BALLOT INITIATIVES - CALIFORNIA

Boling v. Public Employment Relations Board

Court of Appeal, Fourth District, Division 1, California - April 11, 2017 - Cal.Rptr.3d - 2017 WL 1326317 - 17 Cal. Daily Op. Serv. 3502

City filed petition for writ relief from Public Employment Relations Board (PERB) determination that city was obliged to “meet and confer” with union for city employees before citizen-sponsored city pension reform initiative could be placed on ballot.

The Court of Appeal held that:

In light of the language of the Meyers-Milias-Brown Act and the clear distinction between voter-sponsored and city-council-generated initiatives, a city has no obligation under the Act to meet and confer before placing a duly qualified citizen-sponsored initiative on the ballot because such an initiative does not involve a proposal by the “governing body” nor could produce an agreement regarding such an initiative that the public agency is authorized to make.

City pension reform initiative was not a de facto governing-body-sponsored ballot proposal under “statutory agency” principles that could have triggered meet-and-confer obligations under the Meyers-Milias-Brown Act, despite role of mayor, who was also city’s lead collective bargaining negotiator, in proposing a similar reform; mayor was not statutorily delegated the power to place a city council-sponsored ballot proposal on the ballot without obtaining approval from the city council, and mayor did not obtain any such approval.

Mayor’s support of city pension reform initiative could not be imputed to city council under doctrine of actual authority, for purposes of rendering citizen-sponsored initiative a city council-sponsored initiative which triggered meet-and-confer obligations under the Meyers-Milias-Brown Act, where city council did not actually authorize mayor to act on its behalf to formulate and campaign for the initiative, nor did mayor believe he was acting or had the authority to act on behalf of the city council when he took those actions.

City mayor did not have apparent authority to act on behalf of city council when proposing and campaigning for city pension reform initiative, and thus initiative, which was actually proposed by private city citizens, was not a city council-sponsored initiative which triggered meet-and-confer obligations under the Meyers-Milias-Brown Act, where city council did not do or say anything that could have caused a reasonable city employee to belief that mayor had been authorized to act on city council’s behalf, and mayor had not committed any wrongful act on behalf of city council.
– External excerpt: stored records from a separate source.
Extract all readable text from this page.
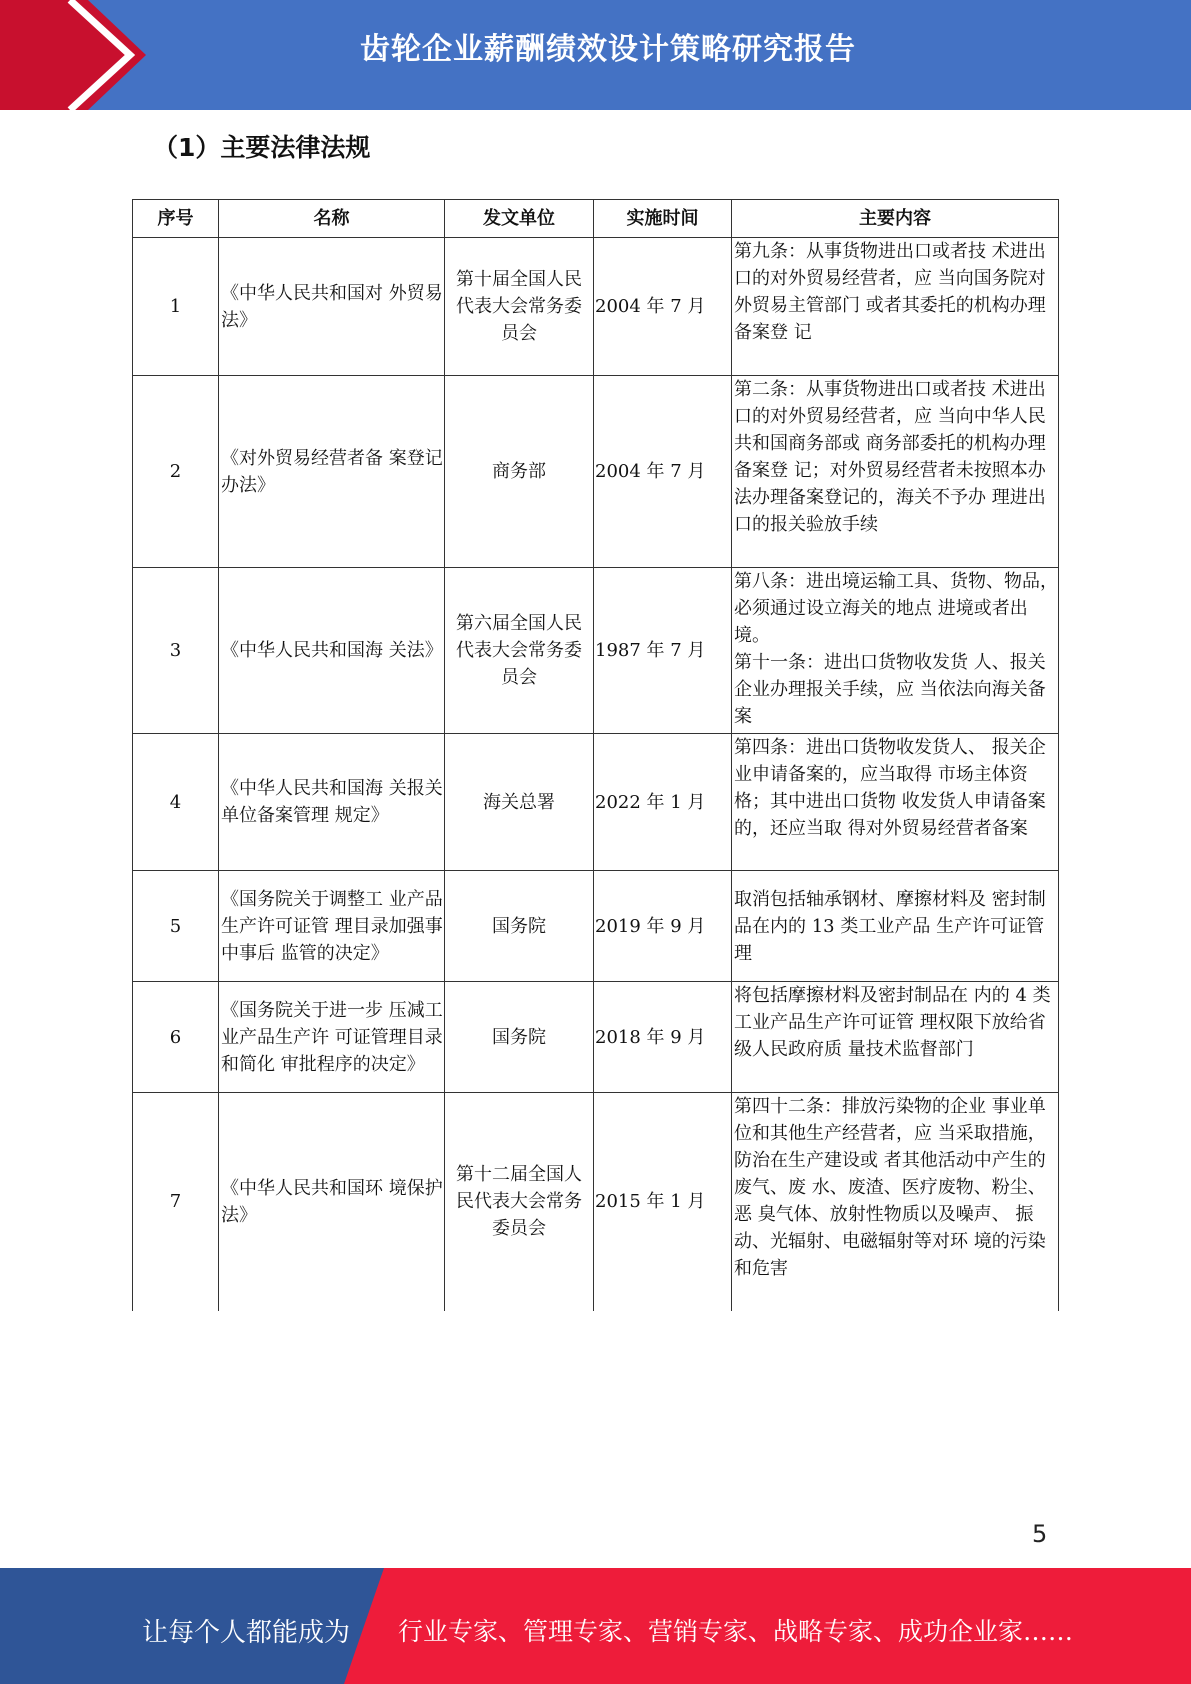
齿轮企业薪酬绩效设计策略研究报告
（1）主要法律法规
序号	名称	发文单位	实施时间	主要内容
1	《中华人民共和国对 外贸易法》	第十届全国人民代表大会常务委员会	2004 年 7 月	第九条：从事货物进出口或者技 术进出口的对外贸易经营者，应 当向国务院对外贸易主管部门 或者其委托的机构办理备案登 记
2	《对外贸易经营者备 案登记办法》	商务部	2004 年 7 月	第二条：从事货物进出口或者技 术进出口的对外贸易经营者，应 当向中华人民共和国商务部或 商务部委托的机构办理备案登 记；对外贸易经营者未按照本办 法办理备案登记的，海关不予办 理进出口的报关验放手续
3	《中华人民共和国海 关法》	第六届全国人民代表大会常务委员会	1987 年 7 月	第八条：进出境运输工具、货物、物品，必须通过设立海关的地点 进境或者出境。
第十一条：进出口货物收发货 人、报关企业办理报关手续，应 当依法向海关备案
4	《中华人民共和国海 关报关单位备案管理 规定》	海关总署	2022 年 1 月	第四条：进出口货物收发货人、 报关企业申请备案的，应当取得 市场主体资格；其中进出口货物 收发货人申请备案的，还应当取 得对外贸易经营者备案
5	《国务院关于调整工 业产品生产许可证管 理目录加强事中事后 监管的决定》	国务院	2019 年 9 月	取消包括轴承钢材、摩擦材料及 密封制品在内的 13 类工业产品 生产许可证管理
6	《国务院关于进一步 压减工业产品生产许 可证管理目录和简化 审批程序的决定》	国务院	2018 年 9 月	将包括摩擦材料及密封制品在 内的 4 类工业产品生产许可证管 理权限下放给省级人民政府质 量技术监督部门
7	《中华人民共和国环 境保护法》	第十二届全国人民代表大会常务委员会	2015 年 1 月	第四十二条：排放污染物的企业 事业单位和其他生产经营者，应 当采取措施，防治在生产建设或 者其他活动中产生的废气、废 水、废渣、医疗废物、粉尘、恶 臭气体、放射性物质以及噪声、 振动、光辐射、电磁辐射等对环 境的污染和危害
5
让每个人都能成为 行业专家、管理专家、营销专家、战略专家、成功企业家……
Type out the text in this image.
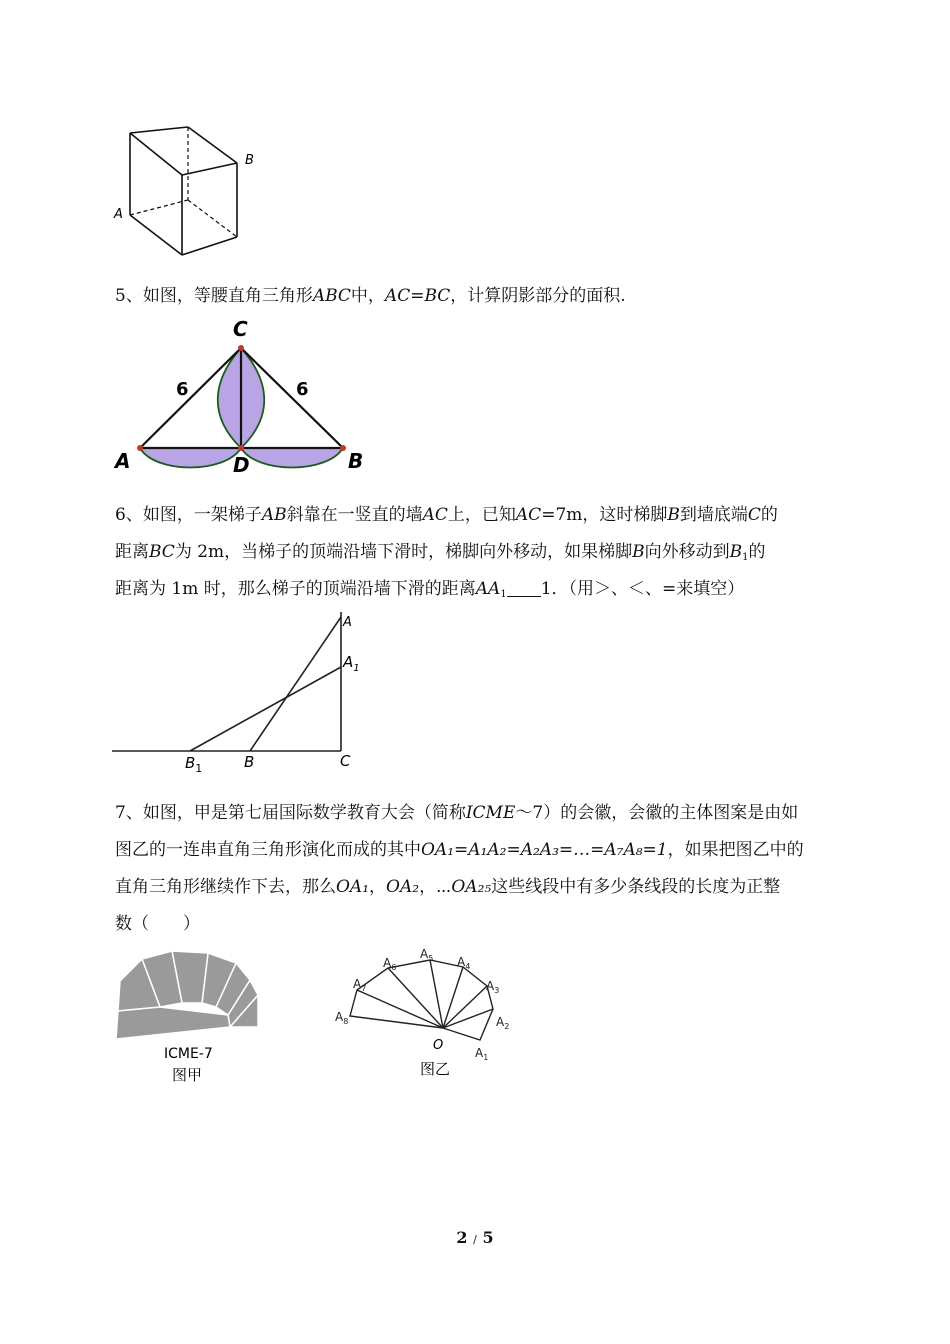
A
B
5、如图，等腰直角三角形ABC中，AC=BC，计算阴影部分的面积.
C
A	D	B
6	6
6、如图，一架梯子AB斜靠在一竖直的墙AC上，已知AC=7m，这时梯脚B到墙底端C的
距离BC为 2m，当梯子的顶端沿墙下滑时，梯脚向外移动，如果梯脚B向外移动到$B_1$的
距离为 1m 时，那么梯子的顶端沿墙下滑的距离$AA_1$ 1．（用＞、＜、=来填空）
A
$A_1$
$B_1$	B	C
7、如图，甲是第七届国际数学教育大会（简称ICME～7）的会徽，会徽的主体图案是由如
图乙的一连串直角三角形演化而成的其中OA₁=A₁A₂=A₂A₃=…=A₇A₈=1，如果把图乙中的
直角三角形继续作下去，那么OA₁，OA₂，⋯OA₂₅这些线段中有多少条线段的长度为正整
数（　　）
ICME-7
图甲
$A_1$
$A_2$
$A_3$
$A_4$
$A_5$
$A_6$
$A_7$
$A_8$
O
图乙
2 / 5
City council did not ratify mayor’s acts in promulgating and supporting city pension reform initiative, and thus agency theory did not apply and citizen-sponsored initiative was not actually a city council-sponsored initiative which triggered meet-and-confer obligations under the Meyers-Milias-Brown Act; council’s failure to disavow or repudiate mayor’s conduct was meaningless, as mayor’s conduct was not an unfair labor practice and council did not take any formal vote to ratify his conduct, and council was required to place initiative before the voters and could not ignore election result by refusing to accept the benefits once the initiative passed.